Consider a vector field $X\in\mathfrak{X}(\mathbb{R}^n)$, and suppose to know that $JX(x) = \frac{\partial X(x)}{\partial x}\in\mathbb{R}^{n\times n}$ is symmetric for every $x$. Then it is well-known that there exists a potential function $I:\mathbb{R}^n\rightarrow\mathbb{R}$ such that $\nabla I(x) = X(x)$.
I was wondering if a similar characterization of vector fields with a skew-symmetric jacobian matrix exists. Is there a generic form they must have on a simply-connected space like $\mathbb{R}^n$?
Playing around, I was thinking that one can proceed by decomposing the Jacobian matrix of a generic vector field in its symmetric and skew-symmetric part, to get $$ JX(x) = \nabla^2 I(x) + \frac{JX(x)-JX(x)^T}{2} $$ for some $I$. Now, is the skew-symmetric part relatable to the jacobian of a specifically structured vector field?
Another way to deal with the problem is through the analysis of the sensitivity matrix of the associated dynamical system, since defining $$ S(x(t)) = \frac{\partial x(t)}{\partial x_0} $$ one would get $$ \dot{x}(t) = X(x(t)),\quad x(0)=x_0 $$ $$ \dot{S}(t) = JX(x(t))S(t),\quad S(0)=I. $$ Thus a vector field $X$ is with skew-symmetric Jacobian if and only if its sensitivity matrix is orthogonal for every time. However I can not move forward, since I do not find classes of vector fields with this property.
In $\mathbb R^3$ the answer is quite simple when one knows where to look.
Old version (outdated)
Sorry for repeating known stuff but I find your question interesting and want to put it into some context:
In $\mathbb R^3$ the symmetry of the Jacobi matrix of $X$ is equivalent to $X$ being rotation free: $\nabla\times X\equiv 0\,.$ This is equivalent to the existence of a potential function $\Phi:\mathbb R^3\to\mathbb R$ such that $X=\nabla \Phi\,.$
A vector field that is divergence free, $\nabla\cdot X\equiv 0\,,$ can be expressed as the rotation of a vector field $Y\,:$ $X=\nabla\times Y\,.$
By the Helmholtz decomposition theorem any (smooth enough) vector field $X$ can be additively decomposed into a component that is rotation free and a component that is divergence free. Then the first to bullet points apply: $$ X=\nabla \Phi+\nabla\times Y\,. $$
Assuming $X=\nabla \times Y$ the Jacobi matrix of $X$ is $$ \begin{pmatrix}\partial_1\partial_2Y_3-\partial_1\partial_3Y_2&\partial_2\partial_2Y_3-\partial_2\partial_3Y_2 &\partial_3\partial_2Y_3-\partial_3\partial_3Y_2\\[2mm] \partial_1\partial_3Y_1-\partial_1\partial_1Y_3&\partial_2\partial_3Y_1-\partial_2\partial_1Y_3&\partial_3\partial_3Y_1-\partial_3\partial_1Y_3\\[2mm] \partial_1\partial_1Y_2-\partial_1\partial_2Y_1&\partial_2\partial_1Y_2-\partial_2\partial_2Y_1&\partial_3\partial_1Y_2-\partial_3\partial_2Y_1&\end{pmatrix}\,.\tag{1} $$ This is in general not anti-symmetric.

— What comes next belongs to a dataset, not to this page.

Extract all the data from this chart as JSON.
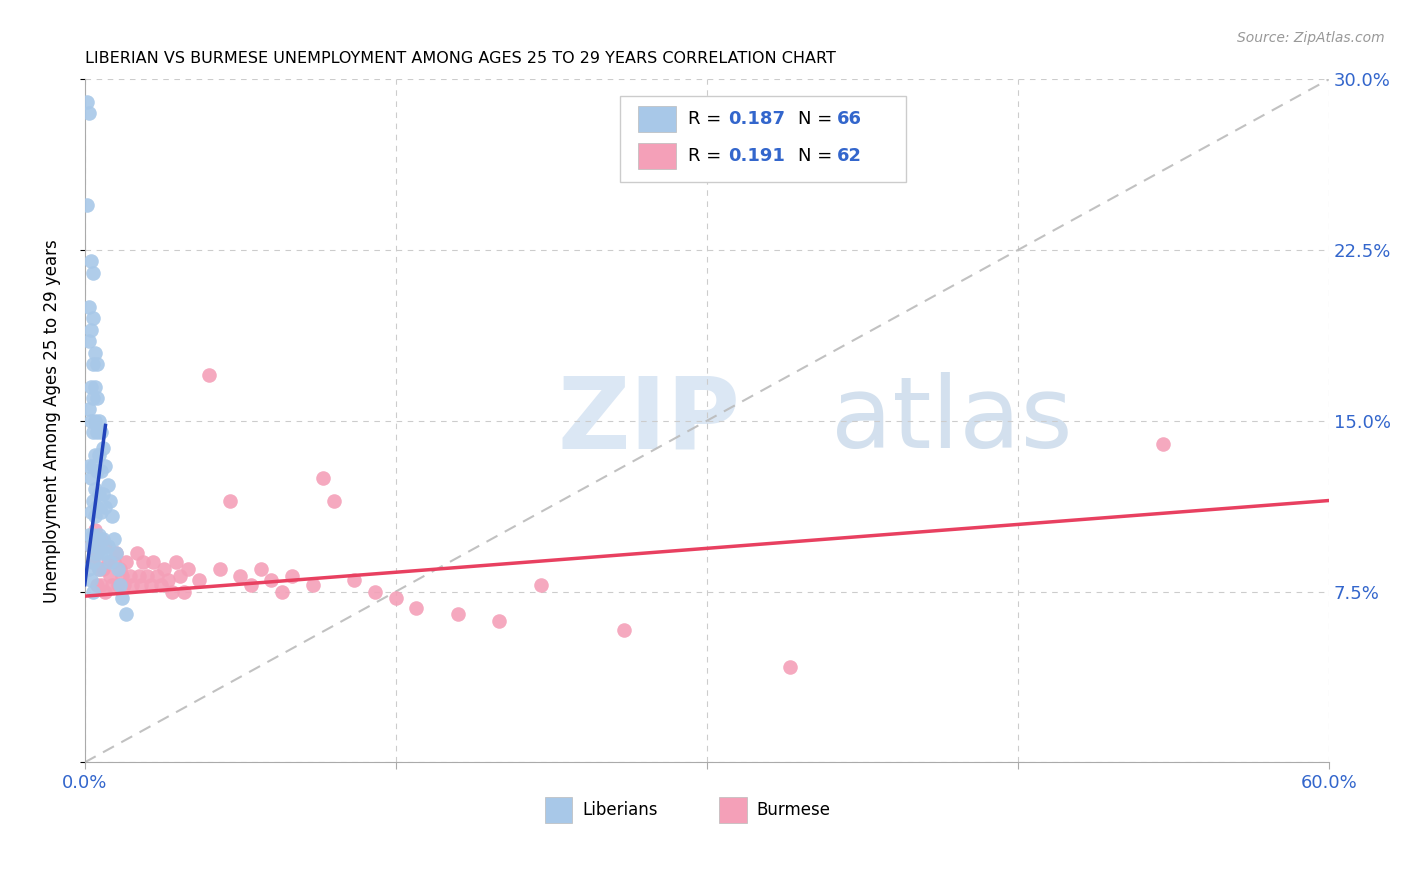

If we subtract from $X$ the component that has a symmetric Jacobi matrix (is rotation free) then, by the Helmholtz theorem, we must obtain a component that is divergence free and therefore have a Jacobi matrix of the form (1) which is not anti symmetric in general.
If the Jacobi matrix of $X$ is anti-symmetric then its diagonal elements $\partial_iX_i$ must all vanish identically. In particular, their sum (divergence of $X$) must vanish. This means that anti-symmetry of the Jacobi matrix is a stronger condition than divergence freeness. Anti-symmetry implies the existence of $Y$ but is not necessary for it.
Typical examples of vector fields $X$ that have anti-symmetric Jacobian are the three divergence free fields $$ \pmatrix{y\\-x\\0}\,,\quad \pmatrix{-z\\0\\x}\,,\quad \pmatrix{0\\z\\-y}\,. $$ As Helmholtz decompositons one can choose $\Phi\equiv 0$ and $Y$ being the corresponding one of $$ \frac12\pmatrix{0\\0\\x^2+y^2}\,,\quad \frac12\pmatrix{0\\x^2+z^2\\0}\,,\quad \frac12\pmatrix{y^2+z^2\\0\\0}\,. $$ This is however not a unique decomposition.